Hobsbawm não teve a mesma sorte. O Guardian decidiu
atiçar o apologista da Guerra do Iraque, Nick Cohen, contra Como mudar o mundo e
o que conseguiu foi um quarto de resenha crítica e três quartos de linhas requentadas como: “Se
Hobsbawm tivesse seguido a lógica de suas convicções e deixado a Alemanha
nazista para buscar asilo na União Soviética em vez da Grã-Bretanha, suas
chances de sobrevivência teriam sido pequenas”. Em uma “resenha” no Monthly australiano,
John Keane menciona o livro de Hobsbawm três vezes, duas para reclamar de
coisas que ele não escreveu, como “a antiquada fixação de Marx na conquista da
natureza através do trabalho, sua incapacidade de compreender o papel
constitutivo da linguagem nos assuntos humanos e sua afirmação equivocada de
que o materialismo histórico era uma ciência como a de Darwin”, mais o “fato de
que Joseph Stalin sozinho matou mais comunistas do que todos os ditadores do
século XX juntos, ou que o marxismo levou países inteiros à miséria”.
Esses ataques são irritantes no caso de Hobsbawm.
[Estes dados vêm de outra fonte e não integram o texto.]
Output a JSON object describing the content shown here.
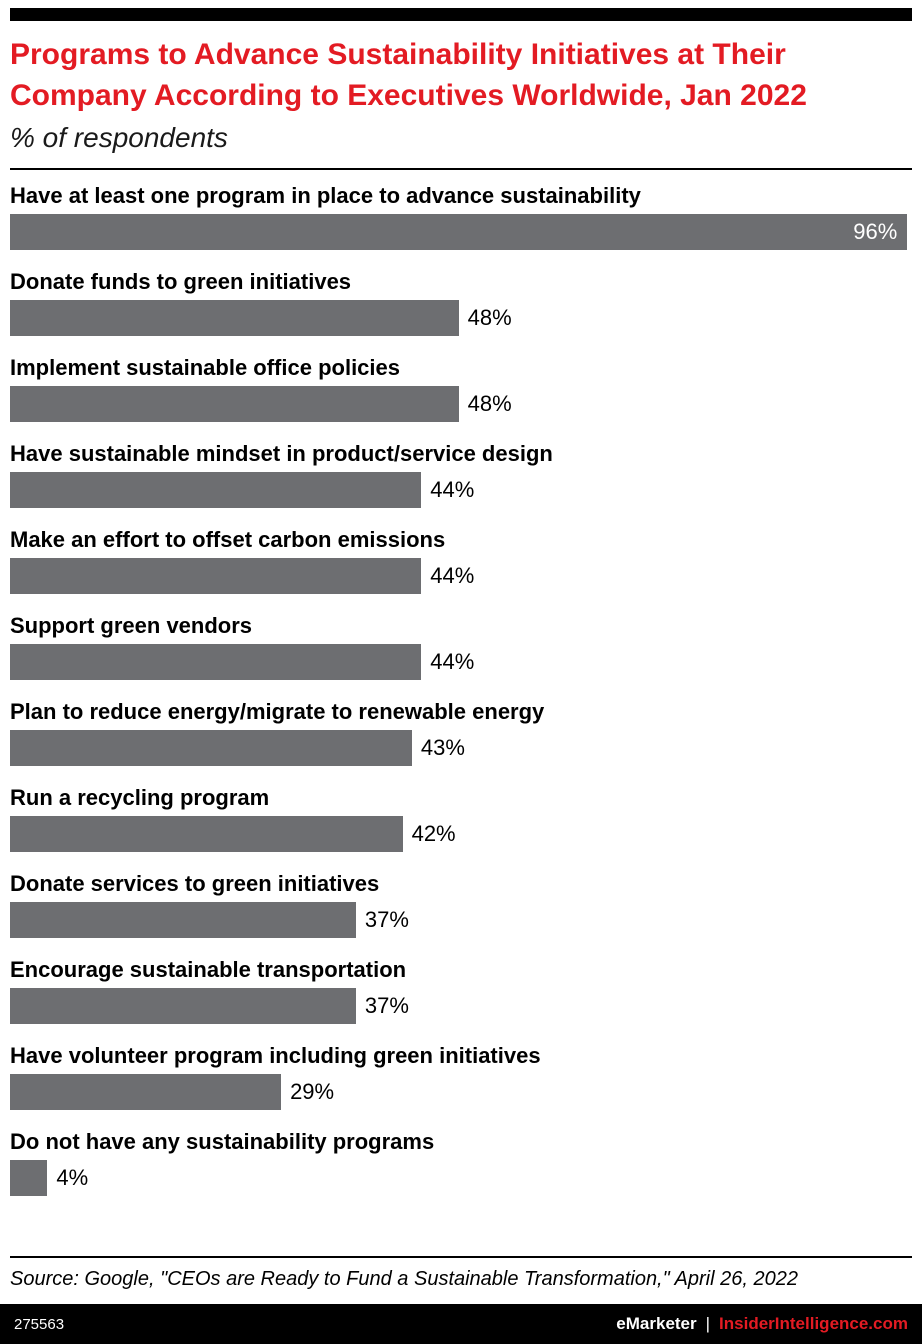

As pessoas que leem
uma história do marxismo com o maior interesse provavelmente têm certo
compromisso e compartilham sua política até certo ponto. Mas, como Perry
Anderson apontou a propósito da autobiografia de Hobsbawm, desde A Era
dos extremos o inglês tende a escrever como se explicasse ou se
desculpasse por sua política para uma audiência de establishment.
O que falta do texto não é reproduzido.